Afirma que defender que o Serviço Nacional de Saúde (SNS) tem que ser 100% público é lírico. Porquê?
O sistema de saúde está extremamente desequilibrado. Há um desequilíbrio marcado em termos de atractividade, das contrapartidas e condições de trabalho que o sector privado tem a oferecer aos profissionais e, portanto, das duas uma: ou ignoramos esta realidade e o sector privado vai continuar a canibalizar os recursos que são públicos (e o público, dada a burocracia da legislação, nunca vai conseguir competir) ou aproveitamos a actual janela de janela de oportunidade para, através da criação de novas parcerias público-privadas [PPP], reequilibrar o sistema e trazer a capacidade e flexibilidade do sector privado para dentro do SNS.

Mas as PPP hospitalares não funcionaram bem em Portugal.
Funcionaram muito bem para os utentes e o Estado. O Tribunal de Contas concluiu isso, tal como as populações. Por exemplo, em Loures o próprio presidente de câmara, que é de uma cor política oposta a privatizações, queria que a PPP continuasse. Mas a ruptura no passado também ocorreu por falta de proactividade do Governo, as motivações da ministra Marta Temido foram políticas e não técnicas. Agora, o modelo das PPP era muito complexo de fiscalizar e era financiado por produção. Hoje temos um modelo de financiamento muito mais moderno, que compramos e trabalhamos com a Universidade de Hopkins, que funciona por cálculo do risco, que vai dizer quanto vale a saúde de cada cidadão daquela região. É um modelo próximo do usado pelas seguradoras, o que significa que há um incentivo para manter as pessoas saudáveis. E isto é que é a grande inovação.

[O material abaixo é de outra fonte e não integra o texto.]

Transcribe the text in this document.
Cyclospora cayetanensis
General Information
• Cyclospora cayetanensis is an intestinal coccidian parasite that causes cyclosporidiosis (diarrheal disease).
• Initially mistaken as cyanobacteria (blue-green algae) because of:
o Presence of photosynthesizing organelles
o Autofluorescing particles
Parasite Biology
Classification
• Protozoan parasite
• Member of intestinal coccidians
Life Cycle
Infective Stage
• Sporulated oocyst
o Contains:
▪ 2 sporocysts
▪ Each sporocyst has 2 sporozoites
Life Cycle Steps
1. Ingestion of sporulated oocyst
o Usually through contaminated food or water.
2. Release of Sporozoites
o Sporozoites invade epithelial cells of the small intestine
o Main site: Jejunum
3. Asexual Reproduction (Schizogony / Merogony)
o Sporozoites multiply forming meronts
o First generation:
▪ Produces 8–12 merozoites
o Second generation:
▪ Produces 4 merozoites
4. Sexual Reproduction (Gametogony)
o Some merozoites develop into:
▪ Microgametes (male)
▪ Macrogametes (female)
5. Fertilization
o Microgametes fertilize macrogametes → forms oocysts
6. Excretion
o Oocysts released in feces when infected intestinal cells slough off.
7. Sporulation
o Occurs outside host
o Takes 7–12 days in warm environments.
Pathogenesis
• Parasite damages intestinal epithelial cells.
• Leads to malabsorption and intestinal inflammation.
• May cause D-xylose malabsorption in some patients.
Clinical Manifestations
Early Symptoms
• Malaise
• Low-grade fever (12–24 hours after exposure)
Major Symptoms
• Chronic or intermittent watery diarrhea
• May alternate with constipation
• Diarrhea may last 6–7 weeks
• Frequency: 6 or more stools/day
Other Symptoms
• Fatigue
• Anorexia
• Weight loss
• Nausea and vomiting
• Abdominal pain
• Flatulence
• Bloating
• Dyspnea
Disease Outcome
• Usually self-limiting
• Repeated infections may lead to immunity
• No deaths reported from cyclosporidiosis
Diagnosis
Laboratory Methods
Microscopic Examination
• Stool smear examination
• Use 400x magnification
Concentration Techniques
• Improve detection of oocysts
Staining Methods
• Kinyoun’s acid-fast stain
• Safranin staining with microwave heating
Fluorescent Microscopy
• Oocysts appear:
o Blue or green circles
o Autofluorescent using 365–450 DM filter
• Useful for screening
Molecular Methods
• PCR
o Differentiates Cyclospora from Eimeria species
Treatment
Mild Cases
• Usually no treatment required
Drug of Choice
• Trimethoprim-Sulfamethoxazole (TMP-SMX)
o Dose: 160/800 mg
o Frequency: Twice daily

Como é que o negócio privado da saúde pode estar interessado em manter as pessoas saudáveis?
Não há grande interesse para os actuais players, que só têm hoje de esperar sentados que o SNS colapse. Mas vivemos num mundo global e os grupos privados precisam de escala, e agora, se forem lançados concursos com dimensão, que até poderão ser para grupos de três ou quatro ULS [unidades locais de saúde], certamente haverá grupos internacionais interessados em vir para cá. As PPP não são parcerias de privatização, o Estado continua a ser o dono e tem sempre a possibilidade de dizer que, se não correr bem, passa a público de novo.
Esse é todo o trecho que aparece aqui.